# -*- coding: utf-8 -*-
#
# This file is part of the SKA Low CBF project
#
# Copyright (c) 2024 CSIRO
#
# Distributed under the terms of the CSIRO Open Source Software Licence
# Agreement. See LICENSE for more info.
""" SKA Low CBF
Sub-element controller device for Low.CBf
"""
import json
import os
import threading
from collections import deque
from enum import IntEnum
from threading import Condition, Thread
from typing import List, Union
import tango
from ska_tango_base import SKABaseDevice, SKAController
from ska_tango_base.commands import ResultCode
from ska_tango_base.control_model import AdminMode, HealthState
from tango import AttrQuality, AttrWriteType, Database, DevFailed
from tango.server import attribute, device_property, run
from ska_low_cbf import release
from ska_low_cbf.controller.component_manager import (
LowCbfControllerComponentManager,
)
from ska_low_cbf.controller.controller import SearchBeamBandwidthMode
from ska_low_cbf.device_proxy import MccsDeviceProxy
from ska_low_cbf.events import EventManager
# Tango naming conventions clash with Python conventions...

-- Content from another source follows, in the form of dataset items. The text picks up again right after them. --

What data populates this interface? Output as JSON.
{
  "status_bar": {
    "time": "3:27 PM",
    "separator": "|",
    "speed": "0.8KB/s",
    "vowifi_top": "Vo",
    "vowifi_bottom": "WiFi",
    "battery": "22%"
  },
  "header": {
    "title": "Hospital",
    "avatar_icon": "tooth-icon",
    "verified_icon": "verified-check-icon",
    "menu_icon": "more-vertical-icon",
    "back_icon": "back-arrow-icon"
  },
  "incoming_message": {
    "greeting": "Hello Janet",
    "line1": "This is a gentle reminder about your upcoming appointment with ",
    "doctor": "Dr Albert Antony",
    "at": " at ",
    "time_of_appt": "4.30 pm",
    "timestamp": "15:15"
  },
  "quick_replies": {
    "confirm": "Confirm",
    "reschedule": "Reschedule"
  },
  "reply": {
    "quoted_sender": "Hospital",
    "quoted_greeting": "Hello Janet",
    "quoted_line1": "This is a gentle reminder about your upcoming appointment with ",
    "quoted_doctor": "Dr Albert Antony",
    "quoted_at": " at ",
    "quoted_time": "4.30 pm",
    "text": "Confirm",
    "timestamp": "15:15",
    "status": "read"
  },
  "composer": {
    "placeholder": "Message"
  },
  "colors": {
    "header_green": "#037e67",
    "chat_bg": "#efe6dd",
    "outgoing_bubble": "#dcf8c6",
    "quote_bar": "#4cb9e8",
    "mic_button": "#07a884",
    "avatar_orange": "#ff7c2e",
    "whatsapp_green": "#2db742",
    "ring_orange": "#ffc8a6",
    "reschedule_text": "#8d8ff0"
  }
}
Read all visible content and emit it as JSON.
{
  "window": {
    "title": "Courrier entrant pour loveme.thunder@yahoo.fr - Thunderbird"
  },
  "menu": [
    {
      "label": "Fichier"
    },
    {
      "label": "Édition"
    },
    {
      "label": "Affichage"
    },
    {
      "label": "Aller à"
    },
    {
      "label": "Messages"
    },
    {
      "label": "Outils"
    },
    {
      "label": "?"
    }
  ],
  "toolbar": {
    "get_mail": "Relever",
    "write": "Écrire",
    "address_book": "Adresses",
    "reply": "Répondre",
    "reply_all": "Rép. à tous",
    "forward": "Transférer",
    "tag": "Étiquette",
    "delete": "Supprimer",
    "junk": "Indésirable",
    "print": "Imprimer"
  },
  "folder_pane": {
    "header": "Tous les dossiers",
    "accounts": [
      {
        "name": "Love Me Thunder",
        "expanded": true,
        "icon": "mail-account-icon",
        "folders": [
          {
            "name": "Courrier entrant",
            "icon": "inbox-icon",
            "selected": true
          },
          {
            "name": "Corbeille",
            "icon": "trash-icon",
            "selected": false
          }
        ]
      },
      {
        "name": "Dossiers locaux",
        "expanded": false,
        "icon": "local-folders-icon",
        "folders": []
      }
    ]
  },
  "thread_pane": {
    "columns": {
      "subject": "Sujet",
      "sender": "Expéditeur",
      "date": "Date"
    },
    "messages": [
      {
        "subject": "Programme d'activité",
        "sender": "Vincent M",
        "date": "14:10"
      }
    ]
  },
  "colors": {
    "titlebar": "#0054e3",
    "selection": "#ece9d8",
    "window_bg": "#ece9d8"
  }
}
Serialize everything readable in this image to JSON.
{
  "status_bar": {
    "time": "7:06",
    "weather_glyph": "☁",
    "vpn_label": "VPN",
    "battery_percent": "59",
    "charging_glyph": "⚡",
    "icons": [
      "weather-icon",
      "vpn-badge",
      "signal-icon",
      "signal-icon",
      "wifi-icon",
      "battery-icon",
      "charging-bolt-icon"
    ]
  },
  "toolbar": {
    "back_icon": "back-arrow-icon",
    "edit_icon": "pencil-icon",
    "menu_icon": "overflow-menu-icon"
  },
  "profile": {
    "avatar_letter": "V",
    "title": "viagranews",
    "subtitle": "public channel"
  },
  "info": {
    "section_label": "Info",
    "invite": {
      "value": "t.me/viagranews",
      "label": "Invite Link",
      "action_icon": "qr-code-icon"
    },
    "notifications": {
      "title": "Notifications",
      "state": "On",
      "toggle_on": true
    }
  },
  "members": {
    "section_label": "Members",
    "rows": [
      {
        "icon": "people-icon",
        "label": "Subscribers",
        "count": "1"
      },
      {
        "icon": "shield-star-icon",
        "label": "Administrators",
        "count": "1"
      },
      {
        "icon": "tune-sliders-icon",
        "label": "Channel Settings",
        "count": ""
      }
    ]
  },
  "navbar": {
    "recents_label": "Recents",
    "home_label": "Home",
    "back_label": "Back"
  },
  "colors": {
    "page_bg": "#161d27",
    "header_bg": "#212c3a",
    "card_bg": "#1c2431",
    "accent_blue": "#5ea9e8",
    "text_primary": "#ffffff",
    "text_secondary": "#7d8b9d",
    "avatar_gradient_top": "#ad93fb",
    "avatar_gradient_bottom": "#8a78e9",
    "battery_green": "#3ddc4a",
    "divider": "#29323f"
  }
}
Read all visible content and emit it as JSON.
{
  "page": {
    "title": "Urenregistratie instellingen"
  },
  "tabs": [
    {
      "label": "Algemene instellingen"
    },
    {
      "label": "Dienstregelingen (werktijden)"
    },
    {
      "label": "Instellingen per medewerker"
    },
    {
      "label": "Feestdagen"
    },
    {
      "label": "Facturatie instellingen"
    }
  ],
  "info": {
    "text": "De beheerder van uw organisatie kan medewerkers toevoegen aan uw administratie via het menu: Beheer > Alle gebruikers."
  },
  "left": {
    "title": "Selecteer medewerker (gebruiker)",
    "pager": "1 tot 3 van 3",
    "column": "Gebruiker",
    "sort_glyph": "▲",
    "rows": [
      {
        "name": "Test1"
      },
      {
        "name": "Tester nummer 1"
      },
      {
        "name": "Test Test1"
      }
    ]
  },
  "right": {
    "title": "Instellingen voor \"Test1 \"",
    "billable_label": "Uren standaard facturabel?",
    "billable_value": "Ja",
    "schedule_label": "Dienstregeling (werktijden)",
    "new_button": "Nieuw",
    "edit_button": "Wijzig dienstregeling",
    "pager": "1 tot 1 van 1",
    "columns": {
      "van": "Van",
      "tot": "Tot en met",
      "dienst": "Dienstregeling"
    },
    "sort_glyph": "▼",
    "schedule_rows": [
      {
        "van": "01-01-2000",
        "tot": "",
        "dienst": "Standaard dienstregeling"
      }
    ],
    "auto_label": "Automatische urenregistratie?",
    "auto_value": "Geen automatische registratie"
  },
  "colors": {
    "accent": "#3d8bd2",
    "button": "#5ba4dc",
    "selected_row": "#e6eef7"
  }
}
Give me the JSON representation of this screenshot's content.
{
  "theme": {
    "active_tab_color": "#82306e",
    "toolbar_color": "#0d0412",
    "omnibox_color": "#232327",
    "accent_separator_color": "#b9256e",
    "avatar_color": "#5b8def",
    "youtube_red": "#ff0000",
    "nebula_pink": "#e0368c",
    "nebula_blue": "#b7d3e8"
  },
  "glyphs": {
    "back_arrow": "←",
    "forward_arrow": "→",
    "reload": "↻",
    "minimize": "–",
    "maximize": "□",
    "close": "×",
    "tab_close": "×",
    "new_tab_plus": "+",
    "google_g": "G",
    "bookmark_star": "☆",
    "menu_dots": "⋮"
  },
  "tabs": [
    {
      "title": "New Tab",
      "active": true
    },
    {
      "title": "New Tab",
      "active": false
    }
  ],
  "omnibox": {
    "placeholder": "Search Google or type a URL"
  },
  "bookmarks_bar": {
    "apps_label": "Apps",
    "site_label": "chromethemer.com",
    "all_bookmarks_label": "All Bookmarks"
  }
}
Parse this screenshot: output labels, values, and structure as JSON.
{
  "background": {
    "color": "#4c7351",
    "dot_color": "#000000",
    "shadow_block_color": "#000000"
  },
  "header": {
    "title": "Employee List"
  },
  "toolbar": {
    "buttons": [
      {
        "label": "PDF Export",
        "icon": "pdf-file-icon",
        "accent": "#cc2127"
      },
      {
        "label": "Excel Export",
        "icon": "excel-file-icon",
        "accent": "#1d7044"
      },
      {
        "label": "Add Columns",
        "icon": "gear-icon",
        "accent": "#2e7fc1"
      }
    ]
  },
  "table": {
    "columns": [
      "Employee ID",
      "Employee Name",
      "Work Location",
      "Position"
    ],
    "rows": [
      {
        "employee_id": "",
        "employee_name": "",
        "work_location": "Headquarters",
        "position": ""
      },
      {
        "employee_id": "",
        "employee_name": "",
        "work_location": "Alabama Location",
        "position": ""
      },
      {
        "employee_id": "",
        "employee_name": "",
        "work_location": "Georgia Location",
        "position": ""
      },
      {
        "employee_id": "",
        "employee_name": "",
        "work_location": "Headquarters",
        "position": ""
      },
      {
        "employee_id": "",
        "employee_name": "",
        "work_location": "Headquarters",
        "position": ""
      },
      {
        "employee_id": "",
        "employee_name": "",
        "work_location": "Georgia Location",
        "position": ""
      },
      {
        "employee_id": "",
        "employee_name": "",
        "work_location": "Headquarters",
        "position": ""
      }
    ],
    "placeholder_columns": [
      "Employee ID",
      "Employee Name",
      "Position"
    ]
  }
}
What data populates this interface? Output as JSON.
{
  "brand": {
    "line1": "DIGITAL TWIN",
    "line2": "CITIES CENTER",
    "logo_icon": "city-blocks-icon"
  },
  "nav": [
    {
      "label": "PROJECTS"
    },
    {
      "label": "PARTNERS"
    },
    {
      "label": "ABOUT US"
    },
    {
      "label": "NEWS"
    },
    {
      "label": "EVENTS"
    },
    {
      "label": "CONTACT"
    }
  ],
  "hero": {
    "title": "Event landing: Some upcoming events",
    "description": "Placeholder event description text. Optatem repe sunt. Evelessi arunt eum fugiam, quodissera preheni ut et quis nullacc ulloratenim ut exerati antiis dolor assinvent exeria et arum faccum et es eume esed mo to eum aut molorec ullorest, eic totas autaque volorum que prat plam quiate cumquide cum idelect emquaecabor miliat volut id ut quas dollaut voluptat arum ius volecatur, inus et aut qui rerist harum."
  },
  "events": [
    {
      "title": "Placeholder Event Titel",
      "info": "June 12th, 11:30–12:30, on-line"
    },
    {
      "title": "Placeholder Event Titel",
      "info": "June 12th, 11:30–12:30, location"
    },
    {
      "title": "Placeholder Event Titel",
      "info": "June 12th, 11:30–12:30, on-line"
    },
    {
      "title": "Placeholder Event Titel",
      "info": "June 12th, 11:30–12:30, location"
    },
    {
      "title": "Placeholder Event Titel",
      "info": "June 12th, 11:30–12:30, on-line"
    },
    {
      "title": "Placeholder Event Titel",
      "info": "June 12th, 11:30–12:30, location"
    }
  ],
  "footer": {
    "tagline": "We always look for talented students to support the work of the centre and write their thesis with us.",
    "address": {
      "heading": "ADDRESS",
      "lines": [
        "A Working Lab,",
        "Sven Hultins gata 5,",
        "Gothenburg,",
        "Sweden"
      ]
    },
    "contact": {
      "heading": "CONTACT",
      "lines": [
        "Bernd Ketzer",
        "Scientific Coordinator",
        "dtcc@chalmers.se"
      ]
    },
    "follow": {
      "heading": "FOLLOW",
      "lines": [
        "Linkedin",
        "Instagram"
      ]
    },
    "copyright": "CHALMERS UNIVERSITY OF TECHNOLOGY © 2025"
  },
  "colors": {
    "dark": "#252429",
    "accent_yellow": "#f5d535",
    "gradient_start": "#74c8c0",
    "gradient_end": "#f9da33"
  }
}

# pylint: disable=invalid-name,protected-access,too-few-public-methods
# pylint: disable=pointless-string-statement
__all__ = ["LowCbfController", "main"]
class Evt(IntEnum):
"""Enumerate events originating from Allocator"""
PROC_REGISTERED = 0 # processor registered with the Allocator
PROC_ALLOCATED = 1 # processor assigned to a subarray
class LowCbfController(SKAController):
"""
Sub-element controller device for Low.CBf
**Properties:**
- Device Property
"""
ConnectorDbHost = device_property(
dtype="str", default_value="tango-databaseds"
)
ConnectorDbPort = device_property(dtype="int", default_value=10000)
# Attributes
searchBeamBandwidthMode = attribute(
dtype=SearchBeamBandwidthMode,
access=AttrWriteType.READ_WRITE,
label="Search Beam Bandwidth Mode",
doc=(
"Search Beam Bandwidth Mode is configured at sub-element level "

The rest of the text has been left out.